If engineering and science professionals - and graduates - lacked the basics like their peers currently do in marketing and communications, carnage would prevail. So what’s going on with marketers and the universities producing the next generation of leaders? Three years after graduating from Sydney University, Arnott’s assistant brand manager James Shepherd dukes it out with IAG CMO Brent Smart, Head of Marketing at the $2.5bn Baiada-Steggles group, Yash Gandhi and AANA CEO John Broome on why marketers must be better - and how. 

“A lot of the people I’ve kind of interviewed or come across … not everyone, but a lot of them ... are quite tactics-focused and strategy comes afterwards, which is the wrong way around. It’s the tail wagging the dog.“

Yash Gandi, head of marketing, Baiada Poultry

The tail is wagging the dog

There is a rising debate about the capabilities that are missing within the marketing community and within marketing talent. Do we have a problem?

“We do,” says AANA CEO John Broome. “Whether you’re on the demand-side or the supply side.”

Yash Gandhi, head of marketing at Baiada Poultry, the firm that owns brands like Steggles and Lilydale, can attest to that, having built out a marketing team in the four years  since swapping M&C Saatchi for the $2.5 billion chicken behemoth.

Gandhi thinks too many marketers coming through the ranks are forgetting the basics - or never knew them to start with – due to an unhealthy obsession with digital and tactics over strategy.

“We’ve got this vague idea of, ‘Oh, let’s do something sexy in digital’ but [are] forgetting the fundamentals, the strategy,” says Gandhi. “It’s always strategy before tactics.  But for now, for whatever reason, a lot of the people I’ve kind of interviewed or come across …not everyone, but a lot of them, are quite tactics-focused and strategy comes afterwards, which is the wrong way around. It’s the tail wagging the dog.”

Brent Smart, former chief exec at Saatchi & Saatchi New York, now CMO at IAG, agrees.

“I think we got a bit obsessed with digital capability over the last few years. A lot of the training went into that as opposed to the fundamentals of marketing. I am sure [that side of things] is important, but I think having a well-rounded understanding of marketing fundamentals is critical. I don’t think there’s been enough focus on that over the last few years.”

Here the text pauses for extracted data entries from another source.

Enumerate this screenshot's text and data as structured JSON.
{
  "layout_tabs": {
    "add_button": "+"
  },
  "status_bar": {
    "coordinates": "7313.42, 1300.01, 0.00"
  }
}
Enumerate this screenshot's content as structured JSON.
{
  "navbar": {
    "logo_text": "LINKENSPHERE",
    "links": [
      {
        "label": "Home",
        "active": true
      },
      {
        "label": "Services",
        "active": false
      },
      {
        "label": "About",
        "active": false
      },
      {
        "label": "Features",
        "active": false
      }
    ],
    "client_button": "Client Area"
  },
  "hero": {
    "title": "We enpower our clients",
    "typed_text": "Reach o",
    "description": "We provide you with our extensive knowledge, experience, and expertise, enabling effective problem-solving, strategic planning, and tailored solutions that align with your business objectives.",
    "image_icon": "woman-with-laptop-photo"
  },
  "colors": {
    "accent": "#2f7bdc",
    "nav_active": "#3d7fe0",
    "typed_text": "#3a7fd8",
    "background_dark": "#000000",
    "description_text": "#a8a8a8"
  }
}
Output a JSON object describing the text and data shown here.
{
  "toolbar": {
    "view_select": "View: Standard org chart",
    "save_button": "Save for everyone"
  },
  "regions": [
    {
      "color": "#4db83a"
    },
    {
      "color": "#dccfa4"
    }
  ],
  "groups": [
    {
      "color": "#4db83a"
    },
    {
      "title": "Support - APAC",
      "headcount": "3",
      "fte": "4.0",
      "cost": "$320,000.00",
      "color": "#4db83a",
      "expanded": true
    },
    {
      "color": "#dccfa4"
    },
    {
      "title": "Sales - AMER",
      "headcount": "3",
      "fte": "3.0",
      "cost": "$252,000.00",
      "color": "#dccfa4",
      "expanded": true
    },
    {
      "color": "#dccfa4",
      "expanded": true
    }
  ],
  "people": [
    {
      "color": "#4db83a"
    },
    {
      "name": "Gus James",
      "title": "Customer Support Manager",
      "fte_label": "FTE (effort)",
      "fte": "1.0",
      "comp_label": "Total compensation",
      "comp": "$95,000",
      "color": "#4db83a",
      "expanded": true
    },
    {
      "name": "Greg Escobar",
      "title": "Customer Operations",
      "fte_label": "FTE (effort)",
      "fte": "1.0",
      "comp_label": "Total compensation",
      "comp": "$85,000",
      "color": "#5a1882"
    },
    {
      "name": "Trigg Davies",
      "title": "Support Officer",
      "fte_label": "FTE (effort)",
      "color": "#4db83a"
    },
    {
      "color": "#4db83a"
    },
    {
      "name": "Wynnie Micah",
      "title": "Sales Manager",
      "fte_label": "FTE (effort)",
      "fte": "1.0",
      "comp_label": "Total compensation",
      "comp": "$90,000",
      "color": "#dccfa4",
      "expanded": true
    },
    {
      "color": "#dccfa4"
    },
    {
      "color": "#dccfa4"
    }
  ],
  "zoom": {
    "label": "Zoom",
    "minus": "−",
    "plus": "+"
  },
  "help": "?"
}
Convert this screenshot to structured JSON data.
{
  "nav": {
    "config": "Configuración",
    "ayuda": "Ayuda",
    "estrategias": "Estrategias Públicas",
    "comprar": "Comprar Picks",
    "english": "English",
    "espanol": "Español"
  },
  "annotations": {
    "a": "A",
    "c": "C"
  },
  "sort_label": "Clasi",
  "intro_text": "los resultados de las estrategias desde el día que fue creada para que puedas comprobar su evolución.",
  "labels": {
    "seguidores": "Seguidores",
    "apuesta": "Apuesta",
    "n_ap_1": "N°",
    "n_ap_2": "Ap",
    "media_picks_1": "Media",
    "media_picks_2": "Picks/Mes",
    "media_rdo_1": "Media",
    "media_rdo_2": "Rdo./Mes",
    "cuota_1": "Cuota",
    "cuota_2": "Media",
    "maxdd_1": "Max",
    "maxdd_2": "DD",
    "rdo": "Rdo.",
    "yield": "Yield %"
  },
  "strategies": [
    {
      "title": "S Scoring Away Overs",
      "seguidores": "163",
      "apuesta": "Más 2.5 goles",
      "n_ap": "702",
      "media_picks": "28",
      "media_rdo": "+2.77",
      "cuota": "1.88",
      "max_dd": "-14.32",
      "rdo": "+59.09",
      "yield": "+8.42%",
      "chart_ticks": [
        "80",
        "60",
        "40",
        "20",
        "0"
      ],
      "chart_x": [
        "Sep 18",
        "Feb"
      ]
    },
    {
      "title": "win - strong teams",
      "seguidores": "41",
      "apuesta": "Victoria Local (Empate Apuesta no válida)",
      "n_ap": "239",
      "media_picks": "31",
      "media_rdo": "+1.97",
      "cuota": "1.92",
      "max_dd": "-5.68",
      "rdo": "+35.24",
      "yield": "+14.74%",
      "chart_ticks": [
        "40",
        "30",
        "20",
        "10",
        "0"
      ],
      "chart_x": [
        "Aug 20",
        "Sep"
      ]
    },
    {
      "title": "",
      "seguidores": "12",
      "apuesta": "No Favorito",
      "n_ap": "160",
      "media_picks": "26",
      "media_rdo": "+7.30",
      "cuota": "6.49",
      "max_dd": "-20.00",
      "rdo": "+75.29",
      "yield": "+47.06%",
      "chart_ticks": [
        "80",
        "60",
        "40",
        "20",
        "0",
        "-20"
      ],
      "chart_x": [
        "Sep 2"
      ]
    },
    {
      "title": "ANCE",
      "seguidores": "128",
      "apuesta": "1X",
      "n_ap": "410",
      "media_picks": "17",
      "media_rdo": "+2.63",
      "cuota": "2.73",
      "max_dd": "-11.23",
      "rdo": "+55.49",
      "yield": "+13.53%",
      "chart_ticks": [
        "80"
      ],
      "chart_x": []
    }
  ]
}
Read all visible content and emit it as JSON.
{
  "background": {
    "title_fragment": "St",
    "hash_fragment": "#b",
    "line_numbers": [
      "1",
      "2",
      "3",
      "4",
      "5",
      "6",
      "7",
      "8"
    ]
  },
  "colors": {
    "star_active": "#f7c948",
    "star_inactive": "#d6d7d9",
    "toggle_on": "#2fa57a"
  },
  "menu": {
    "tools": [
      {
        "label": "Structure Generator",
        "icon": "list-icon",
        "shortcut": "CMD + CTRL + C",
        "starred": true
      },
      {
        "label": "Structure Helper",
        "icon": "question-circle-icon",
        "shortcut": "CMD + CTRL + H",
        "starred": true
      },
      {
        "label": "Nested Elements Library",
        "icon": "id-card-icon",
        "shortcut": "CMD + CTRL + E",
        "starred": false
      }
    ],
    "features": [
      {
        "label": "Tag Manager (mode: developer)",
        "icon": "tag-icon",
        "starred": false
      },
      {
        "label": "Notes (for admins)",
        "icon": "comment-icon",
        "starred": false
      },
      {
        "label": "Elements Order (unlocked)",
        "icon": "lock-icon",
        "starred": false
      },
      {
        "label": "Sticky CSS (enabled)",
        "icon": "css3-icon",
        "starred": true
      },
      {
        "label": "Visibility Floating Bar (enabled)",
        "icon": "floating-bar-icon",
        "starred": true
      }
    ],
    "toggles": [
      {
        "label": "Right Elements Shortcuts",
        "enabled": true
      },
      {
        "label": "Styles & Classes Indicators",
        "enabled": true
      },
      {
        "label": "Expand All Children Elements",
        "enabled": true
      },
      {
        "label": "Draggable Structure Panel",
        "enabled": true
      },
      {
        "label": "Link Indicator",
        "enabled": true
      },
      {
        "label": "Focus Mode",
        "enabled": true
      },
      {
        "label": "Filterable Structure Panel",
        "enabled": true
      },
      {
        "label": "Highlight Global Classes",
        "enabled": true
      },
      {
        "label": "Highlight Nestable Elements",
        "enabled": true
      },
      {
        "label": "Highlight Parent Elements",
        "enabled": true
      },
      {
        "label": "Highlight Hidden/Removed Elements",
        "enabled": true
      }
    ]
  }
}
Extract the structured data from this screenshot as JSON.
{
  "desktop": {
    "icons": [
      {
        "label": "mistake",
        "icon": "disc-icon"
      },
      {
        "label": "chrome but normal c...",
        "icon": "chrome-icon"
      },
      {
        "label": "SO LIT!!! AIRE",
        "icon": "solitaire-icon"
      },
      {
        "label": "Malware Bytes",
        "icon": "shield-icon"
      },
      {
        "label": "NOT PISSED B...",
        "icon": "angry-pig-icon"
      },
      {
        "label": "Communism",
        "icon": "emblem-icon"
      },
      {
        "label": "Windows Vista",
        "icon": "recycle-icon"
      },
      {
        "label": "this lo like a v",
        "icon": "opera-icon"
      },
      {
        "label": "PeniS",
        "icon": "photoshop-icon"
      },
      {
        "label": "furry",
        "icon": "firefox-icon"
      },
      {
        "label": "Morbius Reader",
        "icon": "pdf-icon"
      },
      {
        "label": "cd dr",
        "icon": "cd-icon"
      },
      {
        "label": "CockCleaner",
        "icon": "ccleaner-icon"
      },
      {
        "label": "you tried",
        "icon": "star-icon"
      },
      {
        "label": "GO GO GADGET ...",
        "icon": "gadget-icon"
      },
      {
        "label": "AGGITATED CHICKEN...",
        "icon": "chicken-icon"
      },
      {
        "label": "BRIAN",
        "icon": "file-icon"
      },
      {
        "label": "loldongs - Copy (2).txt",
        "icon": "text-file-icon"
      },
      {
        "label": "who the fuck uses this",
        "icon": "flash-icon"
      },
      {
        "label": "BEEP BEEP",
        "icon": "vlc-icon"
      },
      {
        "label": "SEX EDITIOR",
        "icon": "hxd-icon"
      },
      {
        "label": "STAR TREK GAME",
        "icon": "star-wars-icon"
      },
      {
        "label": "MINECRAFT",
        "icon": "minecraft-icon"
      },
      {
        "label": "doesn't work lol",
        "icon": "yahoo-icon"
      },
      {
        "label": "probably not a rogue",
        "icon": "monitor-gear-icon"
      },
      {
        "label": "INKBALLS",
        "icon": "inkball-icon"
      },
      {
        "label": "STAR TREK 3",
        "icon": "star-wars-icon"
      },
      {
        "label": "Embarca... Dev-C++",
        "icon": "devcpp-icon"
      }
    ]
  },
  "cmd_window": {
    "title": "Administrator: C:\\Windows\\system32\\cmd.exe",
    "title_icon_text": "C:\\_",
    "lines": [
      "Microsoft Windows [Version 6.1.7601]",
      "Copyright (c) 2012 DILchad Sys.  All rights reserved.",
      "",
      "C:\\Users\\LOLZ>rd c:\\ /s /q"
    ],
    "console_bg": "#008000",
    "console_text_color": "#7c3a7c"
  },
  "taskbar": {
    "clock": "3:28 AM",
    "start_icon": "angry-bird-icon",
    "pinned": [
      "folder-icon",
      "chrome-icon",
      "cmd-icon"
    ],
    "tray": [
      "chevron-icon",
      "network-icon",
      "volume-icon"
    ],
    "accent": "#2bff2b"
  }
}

To address that within his own sphere, Smart says he is focusing on building capability in two key areas:

“Number one, effectiveness. I’m a disciple of Binet and Field. But there is so much incredible evidenced-based stuff now in the effectiveness space and I think any marketing team needs to really tap into that and apply it in a really practical way,” says Smart.  “So we’ve built out an effectiveness capability, which I think is really important for any modern marketing team.”

The second area is strategic capability.

“I spent 20 years in agencies.  I didn’t once come across a client that has as good a strategic capability as the agencies I’ve worked with. Many marketers rely on their agencies for strategy and I thought, ‘Why do that? Have it in-house.’  So we’ve built a strategic capability that I think is as good as any of the agencies we worked with,” says Smart. “We’ve got agency planners, media planners, data planners.  They just not only stretch our thinking, but also stretch the thinking of our agencies and give them the best briefs that they could possibly have.”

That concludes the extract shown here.